MINNEAPOLIS (WCCO) — So what does $1.3 million get you in big-time college football? At the University of Minnesota, it means a refurbished weight room and new practice turf.
But the improvements are really about marketing internally and externally.
It’s difficult to understand the work that has been done to the weight room. It’s basically a football upgrade for the entire athletic department.
“It not only helps football, but it helps the other sports out because it’s not just football,” said Gophers Coach Jerry Kill. “I think we’ve upgraded some things, and not only for us but again for the rest of our sports.”
But make no mistake, football is the focus. And the feel of the room is what they hope keeps the athletes coming in and coming back, getting better and better every year.
“The thing that got me is when our athletes, our football players first walked in, they were like ‘Wow, I really want to work out here now,'” said Head Strength and Conditioning Coach Eric Klein.
It’s difficult for the naked eye to observe the difference between the new practice field turn and the old turf, but what they want it to be like is what they already have on the game field over at TCF Bank Stadium.
If there is an edge that comes with the improvements, it’s that game day will feel more like practice day.
“We also have stadium graphics in laid over here so it will feel like they are playing in the stadium field.
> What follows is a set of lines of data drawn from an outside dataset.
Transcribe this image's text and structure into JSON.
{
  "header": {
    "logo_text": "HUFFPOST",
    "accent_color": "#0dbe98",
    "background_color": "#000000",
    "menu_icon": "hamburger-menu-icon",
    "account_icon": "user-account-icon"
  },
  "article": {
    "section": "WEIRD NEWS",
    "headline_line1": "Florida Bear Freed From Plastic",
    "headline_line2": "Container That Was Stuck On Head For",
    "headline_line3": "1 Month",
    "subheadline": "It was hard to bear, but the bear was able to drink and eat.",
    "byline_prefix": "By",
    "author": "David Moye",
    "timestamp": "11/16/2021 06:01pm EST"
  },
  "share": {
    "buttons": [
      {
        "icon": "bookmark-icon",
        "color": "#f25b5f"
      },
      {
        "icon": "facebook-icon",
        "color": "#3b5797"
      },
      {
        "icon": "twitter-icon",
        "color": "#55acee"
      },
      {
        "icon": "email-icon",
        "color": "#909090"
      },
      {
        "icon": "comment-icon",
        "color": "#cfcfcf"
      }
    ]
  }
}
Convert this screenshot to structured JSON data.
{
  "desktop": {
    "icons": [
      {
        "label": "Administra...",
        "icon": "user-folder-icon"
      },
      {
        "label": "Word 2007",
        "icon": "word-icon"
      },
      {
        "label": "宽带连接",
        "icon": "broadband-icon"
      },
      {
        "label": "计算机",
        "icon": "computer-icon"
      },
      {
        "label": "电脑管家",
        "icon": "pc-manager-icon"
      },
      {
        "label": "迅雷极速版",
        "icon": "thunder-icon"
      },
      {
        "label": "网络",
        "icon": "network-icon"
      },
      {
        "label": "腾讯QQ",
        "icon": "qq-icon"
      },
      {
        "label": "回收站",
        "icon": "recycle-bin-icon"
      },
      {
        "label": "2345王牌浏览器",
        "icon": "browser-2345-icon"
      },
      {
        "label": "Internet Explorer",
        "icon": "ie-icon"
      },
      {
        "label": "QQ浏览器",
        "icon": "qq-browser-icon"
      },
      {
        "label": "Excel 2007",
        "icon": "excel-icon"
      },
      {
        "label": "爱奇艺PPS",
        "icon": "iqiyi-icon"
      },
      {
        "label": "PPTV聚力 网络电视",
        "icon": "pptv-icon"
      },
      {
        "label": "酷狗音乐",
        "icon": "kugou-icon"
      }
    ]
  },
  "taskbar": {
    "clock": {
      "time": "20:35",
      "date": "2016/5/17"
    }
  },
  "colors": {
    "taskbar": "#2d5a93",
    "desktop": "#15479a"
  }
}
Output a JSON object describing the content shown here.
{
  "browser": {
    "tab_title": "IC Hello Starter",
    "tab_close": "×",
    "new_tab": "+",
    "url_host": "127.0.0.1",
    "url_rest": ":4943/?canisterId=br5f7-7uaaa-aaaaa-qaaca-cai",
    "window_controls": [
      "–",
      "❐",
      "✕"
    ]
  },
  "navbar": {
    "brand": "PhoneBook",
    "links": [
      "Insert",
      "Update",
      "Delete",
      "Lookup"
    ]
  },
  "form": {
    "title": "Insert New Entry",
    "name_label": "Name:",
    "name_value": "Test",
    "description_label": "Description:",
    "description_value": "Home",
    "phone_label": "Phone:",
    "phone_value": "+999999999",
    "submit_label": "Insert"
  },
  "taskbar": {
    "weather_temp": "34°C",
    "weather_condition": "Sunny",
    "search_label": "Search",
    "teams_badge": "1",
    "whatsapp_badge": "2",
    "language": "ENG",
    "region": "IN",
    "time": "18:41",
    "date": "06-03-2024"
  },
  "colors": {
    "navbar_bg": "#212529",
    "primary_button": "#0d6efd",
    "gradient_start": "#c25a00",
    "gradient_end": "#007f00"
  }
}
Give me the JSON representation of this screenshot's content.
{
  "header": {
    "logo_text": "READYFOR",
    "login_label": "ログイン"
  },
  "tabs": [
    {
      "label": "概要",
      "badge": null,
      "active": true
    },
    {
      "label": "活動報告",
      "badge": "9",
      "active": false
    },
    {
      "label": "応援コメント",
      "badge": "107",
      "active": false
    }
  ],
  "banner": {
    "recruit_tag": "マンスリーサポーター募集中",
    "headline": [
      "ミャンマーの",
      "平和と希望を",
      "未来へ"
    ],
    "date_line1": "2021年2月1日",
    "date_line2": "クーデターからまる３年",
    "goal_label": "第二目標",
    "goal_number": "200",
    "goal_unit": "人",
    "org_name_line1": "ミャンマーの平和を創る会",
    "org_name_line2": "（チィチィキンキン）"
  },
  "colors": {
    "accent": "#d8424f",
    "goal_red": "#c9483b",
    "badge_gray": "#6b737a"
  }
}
The old field didn’t have any graphics on the field, it was just a blank field,” said coach Jarrett Yehlen.
It’s all about one thing in college football: Having a complex that sells recruits, that brings the top players in the state and country to Minnesota, a places that’s very hungry for a winning football program.
“They’re all comparing weight rooms and comparing facilities, they’re comparing schools, they’re comparing wins and losses, because that’s what they do,” Kill said. “So if we don’t stay up-to-date with it, we’ll fall behind. It certainly is beneficial, it’s all about recruiting and getting players to help you turn a program around.”